Are there any myths or stereotypes about Black fatherhood that you’re working to dismantle through how you show up?
Though I’m keenly aware, honestly, instead of focusing on the myths or stereotypes about Black fathers, I try to keep my attention on a more personal question: “What kind of father do I want to be, and am I actually showing up that way?” It’s a simple question, but it keeps me grounded. Every day, I aim to be intentional with my love, consistent with my presence, and vocal about how much I care.
I want my kids—and really anyone who crosses paths with me—to know that we are kind, spiritually-grounded, respectful, powerful, intelligent, and loving. That’s how I push back on the stereotypes—not through debate, but through how I live, love, and lead as a father.
How do you stay mentally and emotionally well while being a father, partner, and provider?
As a Black father, partner, and provider, staying mentally and emotionally well requires intention. For me, that means carving out time to reflect, pray, and take care of myself—not just for my own sake, but so I can keep showing up fully for the people who count on me. I make space to run, lift weights, meditate, and dive into researching stocks—those are outlets that help me reset and refocus.

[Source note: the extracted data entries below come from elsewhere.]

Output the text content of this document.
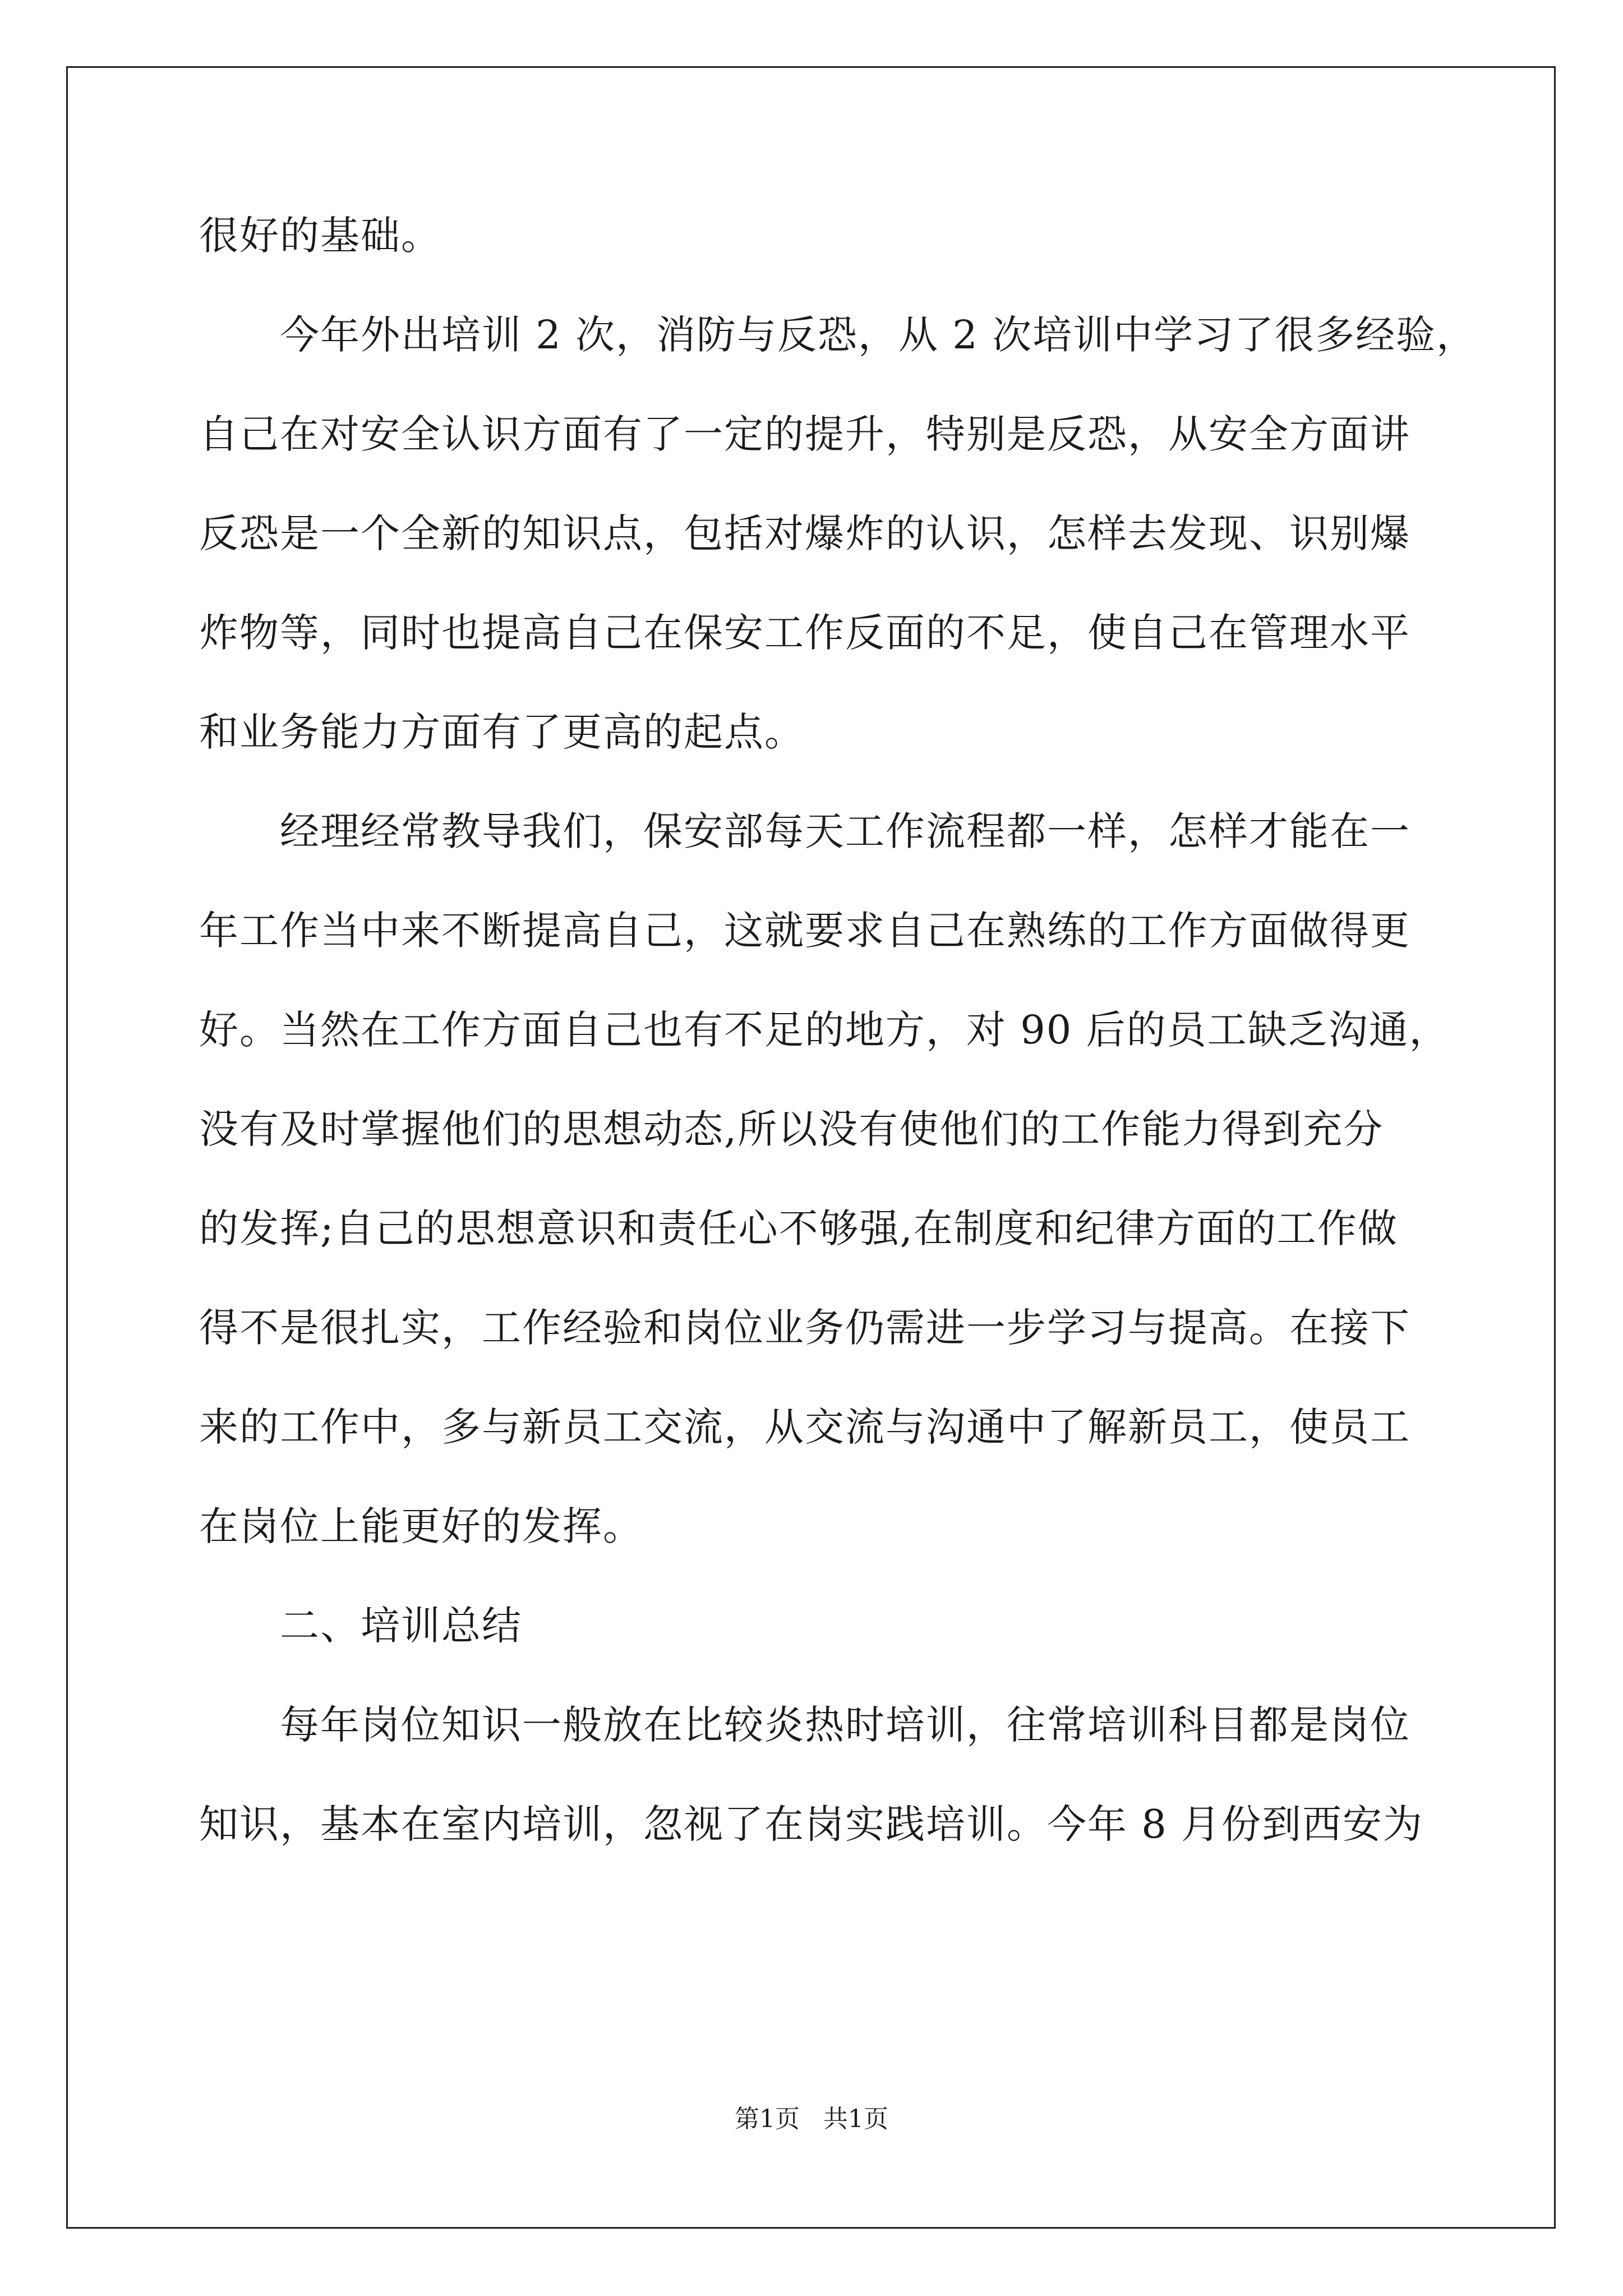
很好的基础。
　　今年外出培训 2 次，消防与反恐，从 2 次培训中学习了很多经验，
自己在对安全认识方面有了一定的提升，特别是反恐，从安全方面讲
反恐是一个全新的知识点，包括对爆炸的认识，怎样去发现、识别爆
炸物等，同时也提高自己在保安工作反面的不足，使自己在管理水平
和业务能力方面有了更高的起点。
　　经理经常教导我们，保安部每天工作流程都一样，怎样才能在一
年工作当中来不断提高自己，这就要求自己在熟练的工作方面做得更
好。当然在工作方面自己也有不足的地方，对 90 后的员工缺乏沟通，
没有及时掌握他们的思想动态,所以没有使他们的工作能力得到充分
的发挥;自己的思想意识和责任心不够强,在制度和纪律方面的工作做
得不是很扎实，工作经验和岗位业务仍需进一步学习与提高。在接下
来的工作中，多与新员工交流，从交流与沟通中了解新员工，使员工
在岗位上能更好的发挥。
　　二、培训总结
　　每年岗位知识一般放在比较炎热时培训，往常培训科目都是岗位
知识，基本在室内培训，忽视了在岗实践培训。今年 8 月份到西安为
第1页   共1页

But I don’t do it alone. I lean on my circle—other Black men who share my values, respect my vision, and walk with me through the ups and downs. Brothers who understand what it means to carry the weight, but also the joy, of being a protector and nurturer. That kind of support isn’t just helpful—it’s necessary. It reminds me I’m not in this alone.

If you only could say one thing to your child/children knowing that you would never see them again, what would that be?
You two are—and will always be—the greatest thing I’ve ever achieved in this life. You’ve shown me how to lead with empathy and that my true purpose is to be the best father and man I can possibly be for you. Your light, your gifts, your spirit—they’ve already touched my heart, and I pray they continue to impact others in the same powerful way. You are blessed. You are deeply loved. You have greatness in store. And I thank you for letting me be your father and protector.